This is the mail archive of the
gcc-bugs@gcc.gnu.org
mailing list for the GCC project.
[Bug target/53712] Does not combine unaligned load with _mm_cmpistri, redundant instruction at -O0
- From: "rguenth at gcc dot gnu.org" <gcc-bugzilla at gcc dot gnu dot org>
- To: gcc-bugs at gcc dot gnu dot org
- Date: Mon, 18 Jun 2012 08:45:51 +0000
- Subject: [Bug target/53712] Does not combine unaligned load with _mm_cmpistri, redundant instruction at -O0
- Auto-submitted: auto-generated
- References: <bug-53712-4@http.gcc.gnu.org/bugzilla/>
http://gcc.gnu.org/bugzilla/show_bug.cgi?id=53712
Richard Guenther <rguenth at gcc dot gnu.org> changed:
What |Removed |Added
----------------------------------------------------------------------------
Target| |x86_64-*-*
Status|UNCONFIRMED |NEW
Keywords| |missed-optimization
Last reconfirmed| |2012-06-18
CC| |uros at gcc dot gnu.org
Ever Confirmed|0 |1
Summary|SEGV in generated code for |Does not combine unaligned
|_mm_cmpistri with unaligned |load with _mm_cmpistri,
|operand when using -O0 |redundant instruction at
| |-O0
Known to fail| |4.8.0
--- Comment #1 from Richard Guenther <rguenth at gcc dot gnu.org> 2012-06-18 08:45:51 UTC ---
You have an unaligned load in the _mm_cmpistri arguments:
* (const __m128i *) (s1)
s1 is not properly aligned.
At -O0 _mm_cmpistri is a macro while with optimization it is an inline
function.
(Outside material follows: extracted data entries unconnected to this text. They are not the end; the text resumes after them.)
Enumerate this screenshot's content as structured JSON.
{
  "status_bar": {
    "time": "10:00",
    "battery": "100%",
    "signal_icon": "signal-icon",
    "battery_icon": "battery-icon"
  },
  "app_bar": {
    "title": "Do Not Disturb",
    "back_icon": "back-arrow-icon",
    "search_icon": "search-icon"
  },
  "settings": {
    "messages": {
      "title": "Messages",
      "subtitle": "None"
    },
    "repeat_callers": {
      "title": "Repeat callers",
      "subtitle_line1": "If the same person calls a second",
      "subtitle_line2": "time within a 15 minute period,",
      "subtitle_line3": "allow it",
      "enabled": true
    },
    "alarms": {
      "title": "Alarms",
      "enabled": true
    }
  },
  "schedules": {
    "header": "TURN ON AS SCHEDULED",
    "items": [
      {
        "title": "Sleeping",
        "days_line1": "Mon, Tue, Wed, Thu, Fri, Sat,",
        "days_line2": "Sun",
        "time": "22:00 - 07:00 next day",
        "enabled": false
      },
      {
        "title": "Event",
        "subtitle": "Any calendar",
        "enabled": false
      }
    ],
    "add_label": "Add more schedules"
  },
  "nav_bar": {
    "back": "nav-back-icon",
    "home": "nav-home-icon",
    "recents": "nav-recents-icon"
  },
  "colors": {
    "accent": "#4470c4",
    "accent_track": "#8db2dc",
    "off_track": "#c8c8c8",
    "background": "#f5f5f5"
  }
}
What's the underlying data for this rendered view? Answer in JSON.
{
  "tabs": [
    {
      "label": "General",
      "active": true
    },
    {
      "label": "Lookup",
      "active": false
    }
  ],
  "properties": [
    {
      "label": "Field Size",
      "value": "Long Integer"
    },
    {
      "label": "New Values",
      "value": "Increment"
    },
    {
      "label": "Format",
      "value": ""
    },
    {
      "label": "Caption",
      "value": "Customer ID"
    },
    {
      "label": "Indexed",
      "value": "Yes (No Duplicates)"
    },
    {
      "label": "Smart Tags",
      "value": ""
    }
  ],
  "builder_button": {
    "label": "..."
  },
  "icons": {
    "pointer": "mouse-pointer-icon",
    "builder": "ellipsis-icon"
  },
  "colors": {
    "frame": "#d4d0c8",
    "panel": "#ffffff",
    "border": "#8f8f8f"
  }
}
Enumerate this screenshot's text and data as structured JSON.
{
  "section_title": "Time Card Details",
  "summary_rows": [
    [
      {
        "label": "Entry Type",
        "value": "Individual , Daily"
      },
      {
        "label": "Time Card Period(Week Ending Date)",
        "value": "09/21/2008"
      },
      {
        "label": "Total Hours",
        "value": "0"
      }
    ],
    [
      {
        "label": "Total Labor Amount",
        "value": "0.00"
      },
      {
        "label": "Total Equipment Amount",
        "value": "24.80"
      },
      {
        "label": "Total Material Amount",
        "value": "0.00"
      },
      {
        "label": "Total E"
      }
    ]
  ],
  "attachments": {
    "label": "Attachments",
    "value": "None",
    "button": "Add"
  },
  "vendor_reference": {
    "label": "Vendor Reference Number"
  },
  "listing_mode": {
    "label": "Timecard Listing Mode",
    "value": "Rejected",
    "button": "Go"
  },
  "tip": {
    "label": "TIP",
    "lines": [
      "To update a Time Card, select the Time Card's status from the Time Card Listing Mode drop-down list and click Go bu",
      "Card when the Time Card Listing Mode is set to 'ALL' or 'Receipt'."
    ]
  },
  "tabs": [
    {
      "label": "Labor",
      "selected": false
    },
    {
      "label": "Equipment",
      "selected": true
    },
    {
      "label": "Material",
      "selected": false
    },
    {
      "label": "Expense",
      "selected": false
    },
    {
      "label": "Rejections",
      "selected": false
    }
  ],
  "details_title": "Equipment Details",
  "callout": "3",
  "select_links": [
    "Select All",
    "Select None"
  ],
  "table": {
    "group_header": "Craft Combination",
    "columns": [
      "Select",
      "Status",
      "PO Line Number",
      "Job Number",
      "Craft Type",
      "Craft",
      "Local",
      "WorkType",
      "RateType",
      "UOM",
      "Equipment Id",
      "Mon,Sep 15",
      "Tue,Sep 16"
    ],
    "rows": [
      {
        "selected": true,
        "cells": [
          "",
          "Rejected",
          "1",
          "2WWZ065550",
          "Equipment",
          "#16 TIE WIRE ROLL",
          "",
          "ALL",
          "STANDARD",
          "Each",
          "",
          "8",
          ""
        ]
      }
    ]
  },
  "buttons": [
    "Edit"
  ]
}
Not sure where the pcmpistrm instruction is from.
Using
#include <nmmintrin.h>
#include <stdio.h>
int test( const char* s1, const char * s2 )
{
__m128i s1chars = _mm_loadu_si128( (const __m128i *) s2 );
__m128i s2chars = _mm_loadu_si128( (const __m128i *) (s1));
return _mm_cmpistri( s1chars, s2chars, _SIDD_CMP_EQUAL_ANY );
}
int main( int argc, char * argv[] )
{
const char* s1 = "1234567890b1234567890";
const char* s2 = "abcdefghijklmnop";
int r = test( s1, s2 );
fprintf( stderr, "\nResult: %d", r );
r = test( s1, s2+1 ); // misaligned s2
fprintf( stderr, "\nResult: %d", r );
return 0;
}
the testcase works as expected. Still with the "redundant"(?) instruction
though. Thus your source is invalid but the missed-optimization looks
odd (though it's only there at -O0). It also misses to combine the
unaligned load into the cmpistri instruction.